またご在位が38年というのは、江戸時代はもとより歴代でも異例の長さです。ご在任中はさまざまな朝儀や神事を再興、復古されることにより、朝廷の再興に努められ、そのためには江戸幕府に強い姿勢を取る、時には軋轢を起こしながらも奮闘されました。その結果、天皇・朝廷の権威が高まり、幕末になると孫に当たる孝明天皇が高い権威を帯び、幕府と反幕府勢力の双方から担がれ、政治の頂点に浮上したのです。
諸政治勢力による激しい政治・軍事闘争は、明治維新により近代皇室制度を生み出すことに帰結しました。したがって、光格天皇は明治維新、近代皇室制度の起点を生み出した重要なお方であったと言えます。
光格天皇のご事跡は?
特筆すべきは朝儀および神事の再興・復古です。始められたのは天明6年(1786)頃からで、天明の大飢饉(ききん)がピークを迎えていた時期です。それだけではなく、天変地異が相次ぎ、幕府政治も混乱し、混沌とした状況が生まれ社会不安が高まっていました。飢饉のため万民は過酷な政治に苦しみ、天が幕府の不徳を憎んで災害をもたらしたとして、謀反の勃発も予測されていました。天明7年6月、光格天皇が幕府に窮民救済を要請されたのは、このような意識からかもしれません。

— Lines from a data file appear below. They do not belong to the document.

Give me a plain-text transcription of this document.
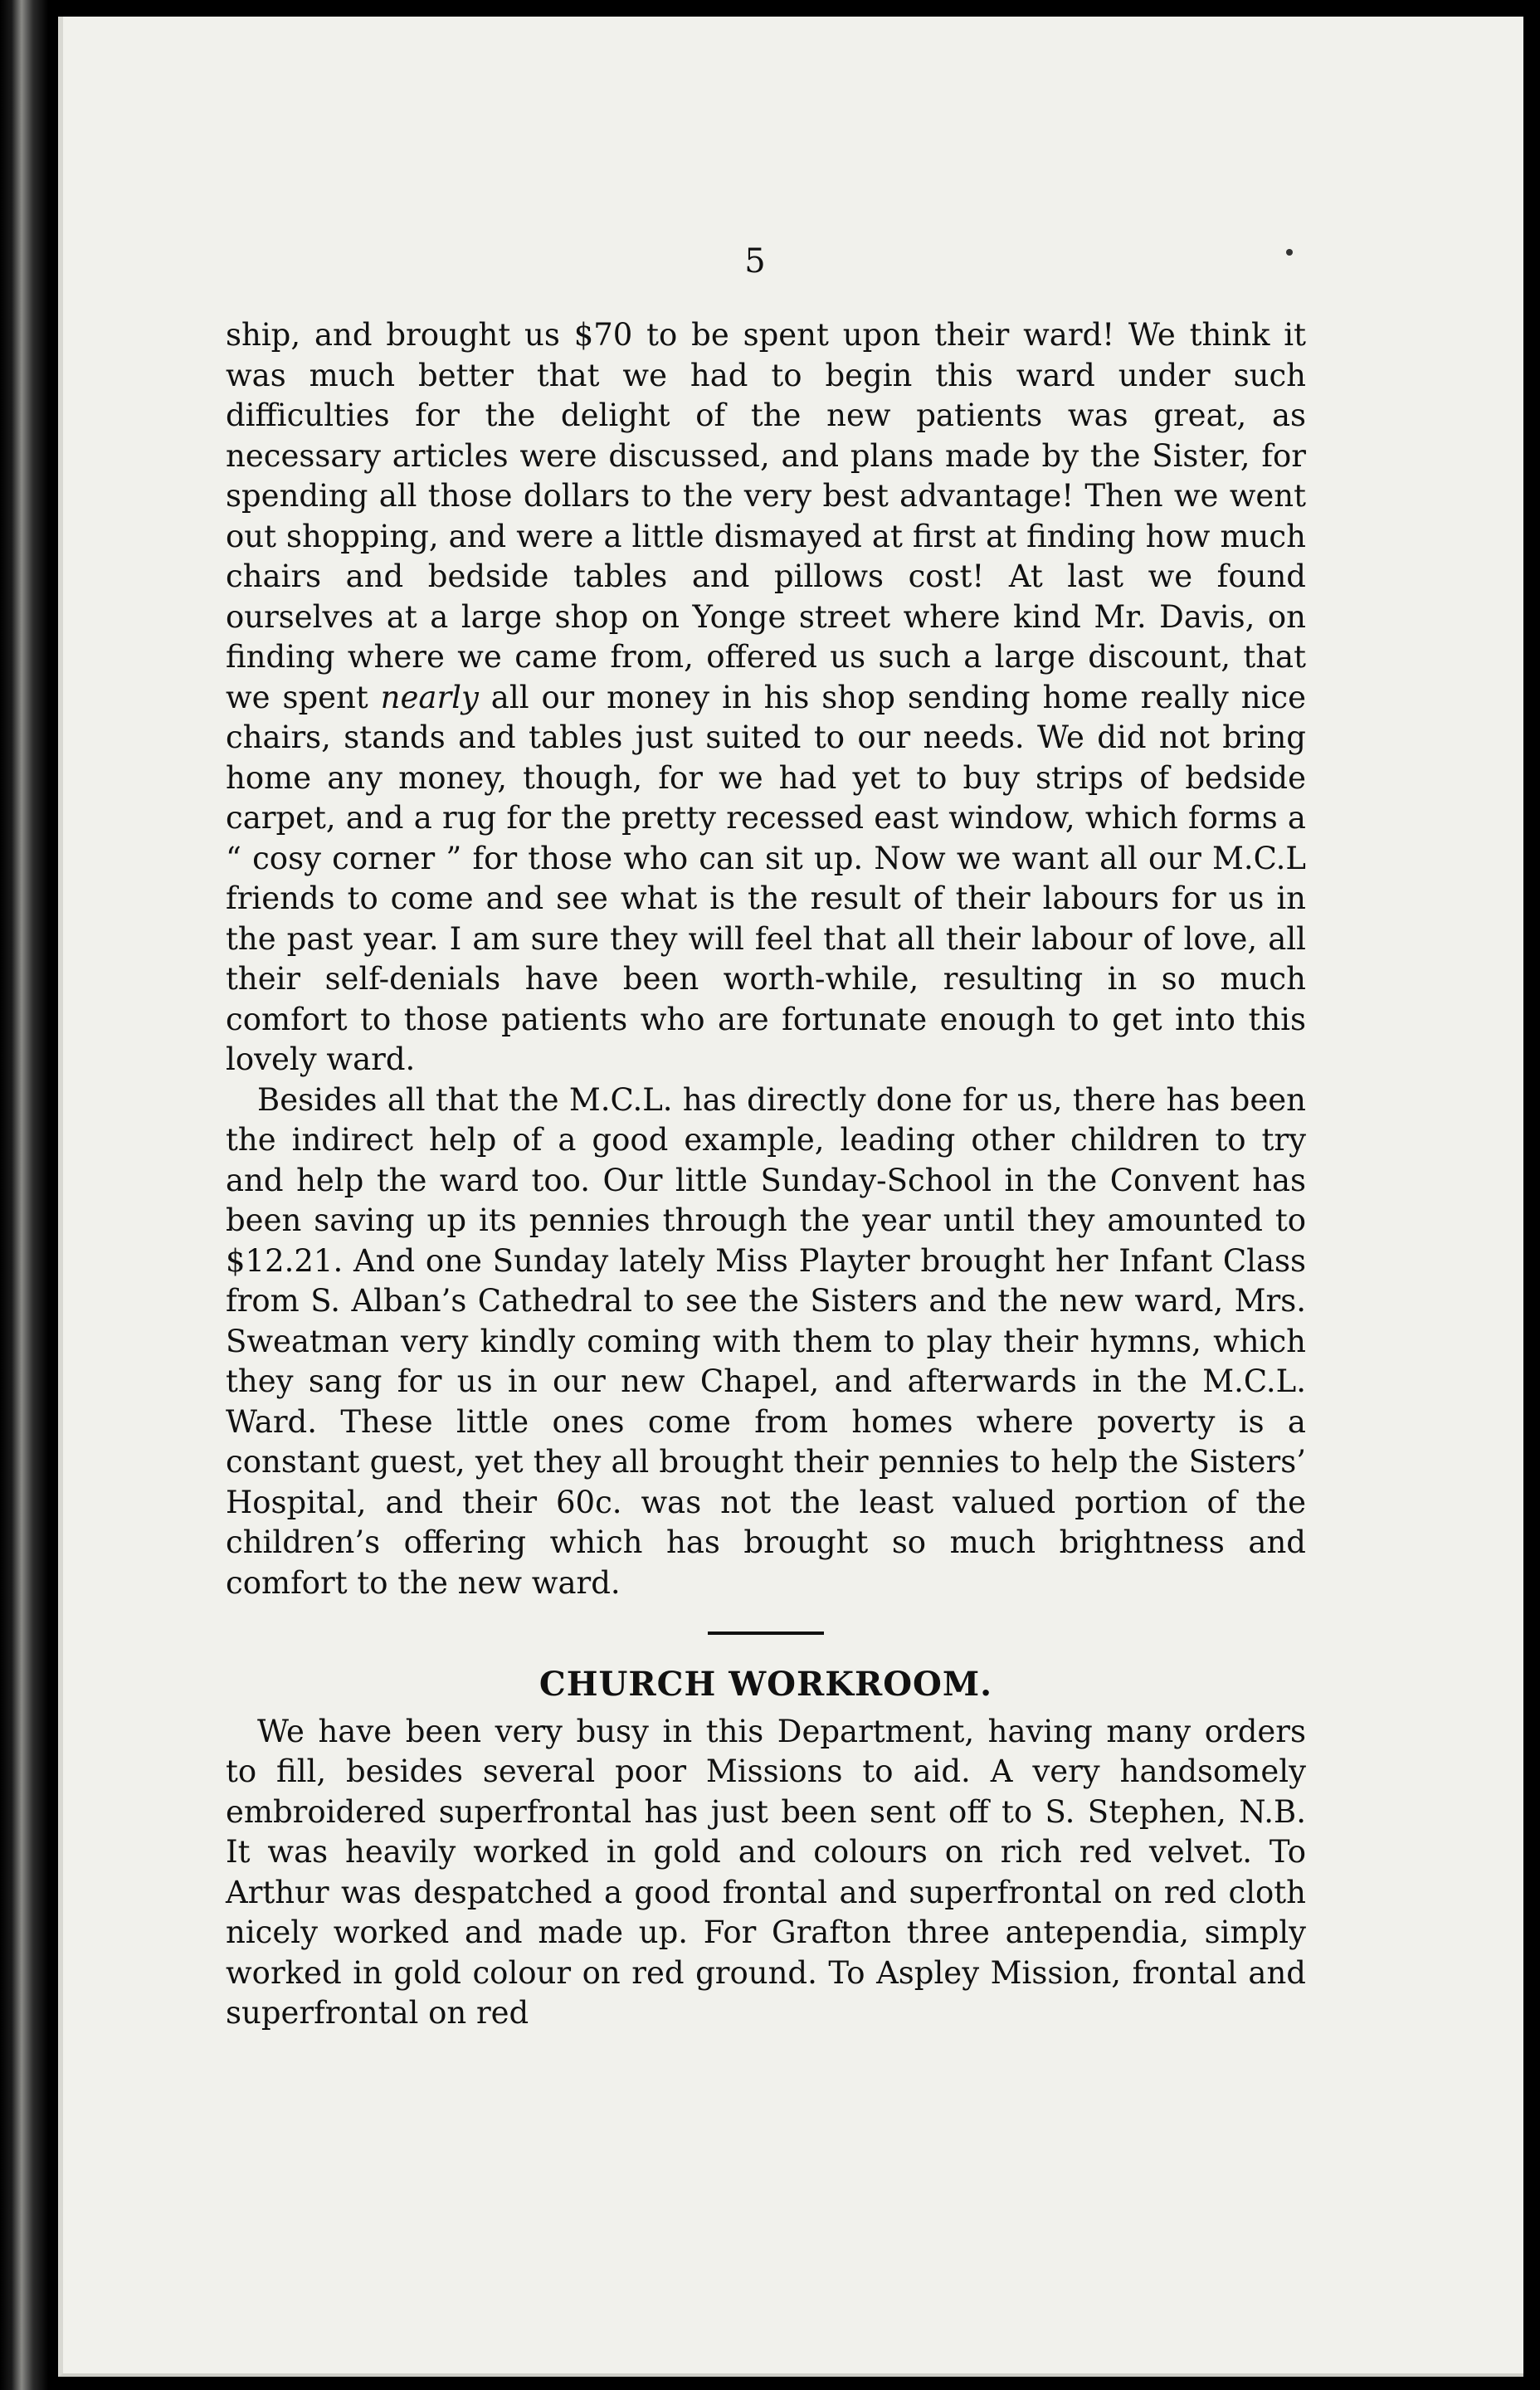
5

ship, and brought us $70 to be spent upon their ward! We think it was much better that we had to begin this ward under such difficulties for the delight of the new patients was great, as necessary articles were discussed, and plans made by the Sister, for spending all those dollars to the very best advantage! Then we went out shopping, and were a little dismayed at first at finding how much chairs and bedside tables and pillows cost! At last we found ourselves at a large shop on Yonge street where kind Mr. Davis, on finding where we came from, offered us such a large discount, that we spent nearly all our money in his shop sending home really nice chairs, stands and tables just suited to our needs. We did not bring home any money, though, for we had yet to buy strips of bedside carpet, and a rug for the pretty recessed east window, which forms a “ cosy corner ” for those who can sit up. Now we want all our M.C.L friends to come and see what is the result of their labours for us in the past year. I am sure they will feel that all their labour of love, all their self-denials have been worth-while, resulting in so much comfort to those patients who are fortunate enough to get into this lovely ward.

Besides all that the M.C.L. has directly done for us, there has been the indirect help of a good example, leading other children to try and help the ward too. Our little Sunday-School in the Convent has been saving up its pennies through the year until they amounted to $12.21. And one Sunday lately Miss Playter brought her Infant Class from S. Alban’s Cathedral to see the Sisters and the new ward, Mrs. Sweatman very kindly coming with them to play their hymns, which they sang for us in our new Chapel, and afterwards in the M.C.L. Ward. These little ones come from homes where poverty is a constant guest, yet they all brought their pennies to help the Sisters’ Hospital, and their 60c. was not the least valued portion of the children’s offering which has brought so much brightness and comfort to the new ward.

CHURCH WORKROOM.

We have been very busy in this Department, having many orders to fill, besides several poor Missions to aid. A very handsomely embroidered superfrontal has just been sent off to S. Stephen, N.B. It was heavily worked in gold and colours on rich red velvet. To Arthur was despatched a good frontal and superfrontal on red cloth nicely worked and made up. For Grafton three antependia, simply worked in gold colour on red ground. To Aspley Mission, frontal and superfrontal on red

光格天皇は寛政12年(1800)8月に石清水八幡宮と賀茂社(上賀茂神社と下鴨神社)の臨時祭復興の叡慮(えいりょ)を表明されました。その「宸筆(しんぴつ)御沙汰書」で光格天皇は「不肖不徳であるが、上は天照大神をはじめとする神々と天皇家の先祖や仏の陰からの庇護(ひご)により、また、関白や幕府の文官・武官の補佐により在位し、万民の豊楽と安穏を願い祈ることを務めとする」と述べておられ、ここから天皇意識の強さがうかがえます。
光格天皇は歴代天皇の中でも皇統意識の強い天皇で、般若心経や阿弥陀経などの写経、阿弥陀仏の名号を書かれたあとに「神武百二十世兼仁(ともひと)掌三礼」や「大日本国天皇兼仁合掌敬白」と自署され、神武天皇から数えて第120代の皇統に連なる「大日本国の天皇」の意識を表明されています。
光格天皇は天明6年11月21日、その年に収穫された新穀を神に捧げ、共に召し上がる、朝廷の最も重要な祭祀(さいし)の新嘗祭を、神嘉殿で親祭されています。
第二は、高御座(たかみくら玉座)で、旧儀のように辰と巳の両日も悠紀殿(ゆきでん)、主基殿(すきでん)御帳に設けることにし、そのため高御座に継壇(つぎだん)の必要なことを指示されています。第三は五穀豊穣(ほうじょう)を祈る田舞の再興です。
光格天皇は和歌の達人でもありました。
江戸時代の天皇にとって和歌の修学は重要でした。天皇が身に付けるべきは芸能で、その第一は学問、第二が管弦(音楽)、和歌はその他の芸能の一つとされています。光格天皇は16歳で学問を志され、併せて和歌と管弦の集中的教育と鍛錬を受けられています。
今上陛下が譲位されるに当たり、光格天皇はあらゆる面で模範とすべき名君であられたのではないでしょうか。